„Brüderlichkeit und Einheit“: Der Autoput
Zusammenfassung
In den fünfziger Jahren als Magistrale quer durch das damalige Jugoslawien entstanden, war der Autoput mehr als nur eine Schnellstraße. Er verband die verschiedenen Teilrepubliken unter dem Motto „Brüderlichkeit und Einheit“ und steht in der Erinnerung des Protagonisten folgender Erzählung – des Onkels des Autors – für das, was binnen weniger Jahre nach dem Tode Titos durch die Unvernunft der Menschen untergegangen ist: das friedliche Zusammenleben verschiedener Ethnien und Religionen im Südosten Europas.
Hm, über den Autoput, die Autobahn „Brüderlichkeit und Einheit“, soll ich schreiben – das ist wie eine Reise in die Vergangenheit.1 In Gedanken habe ich die 1.100 Kilometer zwischen Jesenice und Gevgelija abgezählt, an denen über 335.000 Jugendliche, Ingenieure, Bauarbeiter und Soldaten gearbeitet haben. Ich habe die möglichen Tonnen Asphalt notiert und die Städte, durch welche der berühmte Autoput geht, und alles in allem ein paar Tage lang intensiv Erinnerung und Phantasie bemüht. Bis völlig zufällig Onkel Leo vorbeikam.
An diesem Sonntag hatten wir uns wieder im Haus meiner Eltern zum Familienessen getroffen. Ein Vergnügen für die Rentner, die sich die Gesellschaft der Kinder und Enkel wünschen, und sehr praktisch für uns, die wir sonntags nicht gerne kochen – auch nicht an anderen Tagen.
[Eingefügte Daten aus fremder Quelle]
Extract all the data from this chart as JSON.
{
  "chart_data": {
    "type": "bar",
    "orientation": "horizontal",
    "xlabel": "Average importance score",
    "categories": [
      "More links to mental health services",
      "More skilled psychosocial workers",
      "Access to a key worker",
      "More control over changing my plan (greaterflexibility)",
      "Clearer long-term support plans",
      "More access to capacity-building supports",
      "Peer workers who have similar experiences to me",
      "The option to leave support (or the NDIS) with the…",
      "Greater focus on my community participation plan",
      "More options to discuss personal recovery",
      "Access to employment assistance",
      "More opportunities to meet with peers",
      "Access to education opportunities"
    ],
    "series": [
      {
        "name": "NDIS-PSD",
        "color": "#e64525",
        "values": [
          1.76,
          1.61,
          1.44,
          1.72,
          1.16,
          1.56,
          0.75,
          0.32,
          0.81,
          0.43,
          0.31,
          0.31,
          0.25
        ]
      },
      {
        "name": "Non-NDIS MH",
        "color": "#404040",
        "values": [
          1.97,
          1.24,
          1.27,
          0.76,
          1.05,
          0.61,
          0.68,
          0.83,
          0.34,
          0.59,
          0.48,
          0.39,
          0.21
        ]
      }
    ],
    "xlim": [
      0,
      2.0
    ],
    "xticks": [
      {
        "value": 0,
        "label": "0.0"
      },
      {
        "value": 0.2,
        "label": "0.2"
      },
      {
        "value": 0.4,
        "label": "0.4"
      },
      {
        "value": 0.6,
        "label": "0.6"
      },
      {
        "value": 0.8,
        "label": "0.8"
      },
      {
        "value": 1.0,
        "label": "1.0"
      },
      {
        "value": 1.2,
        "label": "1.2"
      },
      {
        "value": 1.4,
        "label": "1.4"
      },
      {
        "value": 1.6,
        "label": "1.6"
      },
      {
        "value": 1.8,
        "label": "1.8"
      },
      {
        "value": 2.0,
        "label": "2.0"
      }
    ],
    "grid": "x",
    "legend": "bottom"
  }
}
Onkel Leo hatten wir schon seit einigen Jahren nicht gesehen. Er ging seiner Wege und war auf eine Insel gezogen, wo er Oliven anbaute. Er fehlte mir all diese Jahre, er war einer der Helden meiner Kindheit und Jugend, derentwegen ich das ziellose Reisen lieben gelernt habe, die Stones hörte, Gitarre spielte und an Arbeitseinsätzen teilnahm. Beim Mittagessen tauchte er überraschend auf, als ob er geahnt hätte, dass ich seit Tagen über den bestellten Text grübelte.
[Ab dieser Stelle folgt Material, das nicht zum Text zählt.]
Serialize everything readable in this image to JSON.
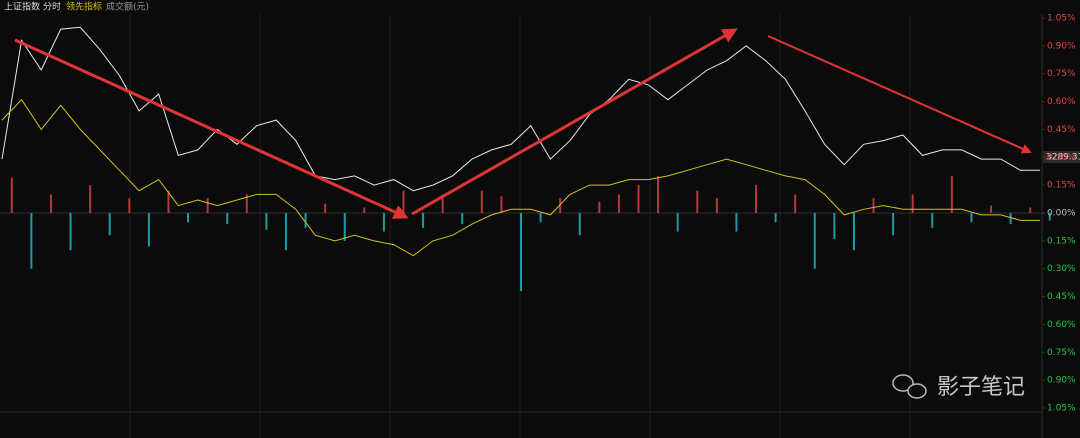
{
  "chart_data": {
    "type": "line",
    "title": "上证指数",
    "subtitle": "分时",
    "last_price": 3289.31,
    "watermark": "影子笔记",
    "ylim": [
      -1.05,
      1.05
    ],
    "yticks": [
      {
        "value": 1.05,
        "label": "1.05%"
      },
      {
        "value": 0.9,
        "label": "0.90%"
      },
      {
        "value": 0.75,
        "label": "0.75%"
      },
      {
        "value": 0.6,
        "label": "0.60%"
      },
      {
        "value": 0.45,
        "label": "0.45%"
      },
      {
        "value": 0.3,
        "label": "0.30%"
      },
      {
        "value": 0.15,
        "label": "0.15%"
      },
      {
        "value": 0,
        "label": "0.00%"
      },
      {
        "value": -0.15,
        "label": "0.15%"
      },
      {
        "value": -0.3,
        "label": "0.30%"
      },
      {
        "value": -0.45,
        "label": "0.45%"
      },
      {
        "value": -0.6,
        "label": "0.60%"
      },
      {
        "value": -0.75,
        "label": "0.75%"
      },
      {
        "value": -0.9,
        "label": "0.90%"
      },
      {
        "value": -1.05,
        "label": "1.05%"
      }
    ],
    "series": [
      {
        "color": "#e8e8e8",
        "values": [
          0.29,
          0.93,
          0.77,
          0.99,
          1.0,
          0.88,
          0.74,
          0.55,
          0.64,
          0.31,
          0.34,
          0.45,
          0.37,
          0.47,
          0.5,
          0.39,
          0.2,
          0.18,
          0.2,
          0.15,
          0.18,
          0.12,
          0.15,
          0.2,
          0.29,
          0.34,
          0.37,
          0.47,
          0.29,
          0.39,
          0.53,
          0.61,
          0.72,
          0.69,
          0.61,
          0.69,
          0.77,
          0.82,
          0.9,
          0.82,
          0.72,
          0.55,
          0.37,
          0.26,
          0.37,
          0.39,
          0.42,
          0.31,
          0.34,
          0.34,
          0.29,
          0.29,
          0.23,
          0.23
        ]
      },
      {
        "name": "领先指标",
        "color": "#d4c21a",
        "values": [
          0.5,
          0.61,
          0.45,
          0.58,
          0.45,
          0.34,
          0.23,
          0.12,
          0.18,
          0.04,
          0.07,
          0.04,
          0.07,
          0.1,
          0.1,
          0.02,
          -0.12,
          -0.15,
          -0.12,
          -0.15,
          -0.17,
          -0.23,
          -0.15,
          -0.12,
          -0.06,
          -0.01,
          0.02,
          0.02,
          -0.01,
          0.1,
          0.15,
          0.15,
          0.18,
          0.18,
          0.2,
          0.23,
          0.26,
          0.29,
          0.26,
          0.23,
          0.2,
          0.18,
          0.1,
          -0.01,
          0.02,
          0.04,
          0.02,
          0.02,
          0.02,
          0.02,
          -0.01,
          -0.01,
          -0.04,
          -0.04
        ]
      },
      {
        "name": "成交额(元)",
        "type": "bar",
        "up_color": "#b5393a",
        "down_color": "#1d9aa6",
        "values": [
          0.19,
          -0.3,
          0.1,
          -0.2,
          0.15,
          -0.12,
          0.08,
          -0.18,
          0.12,
          -0.05,
          0.08,
          -0.06,
          0.1,
          -0.09,
          -0.2,
          -0.08,
          0.05,
          -0.15,
          0.03,
          -0.1,
          0.12,
          -0.08,
          0.1,
          -0.06,
          0.12,
          0.09,
          -0.42,
          -0.05,
          0.08,
          -0.12,
          0.06,
          0.1,
          0.15,
          0.2,
          -0.1,
          0.12,
          0.08,
          -0.1,
          0.15,
          -0.05,
          0.1,
          -0.3,
          -0.14,
          -0.2,
          0.08,
          -0.12,
          0.1,
          -0.08,
          0.2,
          -0.05,
          0.04,
          -0.06,
          0.03,
          -0.04
        ]
      }
    ]
  }
}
„Onkel, du kennst doch die Straßen, erzähl mir doch etwas über die Autobahn ‚Brüderlichkeit und Einheit‘!“
Leo dachte nach, nahm den Becher mit Wein und füllte ihn langsam nach, als ob er sich dadurch vorsichtig in die Abgründe der Vergangenheit hinunterlassen würde. Er hob das Glas auf Augenhöhe und blieb so, ohne ein Wort zu sagen oder einen Schluck zu trinken. Ich zählte bis zehn, dann bis zwanzig, aber auch weiterhin kamen keine Worte. Nur ein Tropfen zog von dem taufeuchten Glas in sein Auge um. Oder es schien mir nur so. Mutter stand auf, um Kuchen und Kaffee zu bringen, die Kinder meiner Schwester saßen schon vor dem Fernseher, und ich wartete weiter. Leo murmelte etwas und seufzte tief.
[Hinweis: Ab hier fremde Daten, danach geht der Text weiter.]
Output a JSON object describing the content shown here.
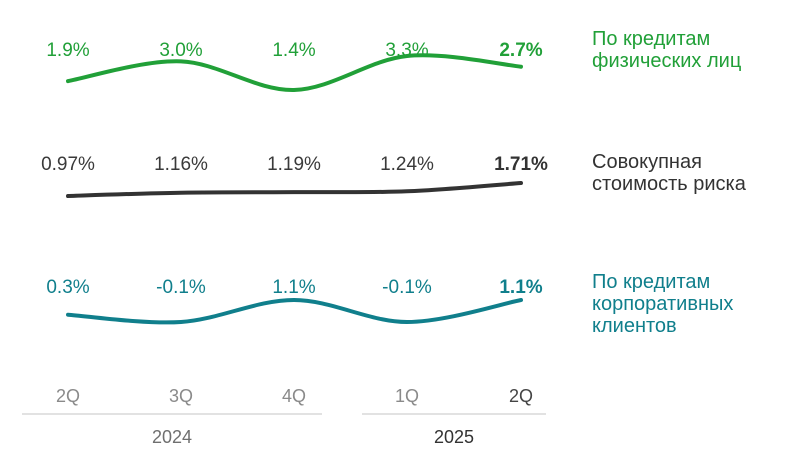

„Und?“ - „Sei ruhig, Kleiner!“ – Ich ahnte, dass es einen Teil der Geschichte gibt, weswegen er warten wollte, bis wir unter uns waren; gleichzeitig begann ich auf der Serviette die Umrisse des ehemaligen Jugoslawiens zu malen. Ich markierte Jesenice in Slowenien als Ausgangspunkt, von wo die Autobahn durch vier Republiken zog, und Gevgelija in Makedonien als Endpunkt.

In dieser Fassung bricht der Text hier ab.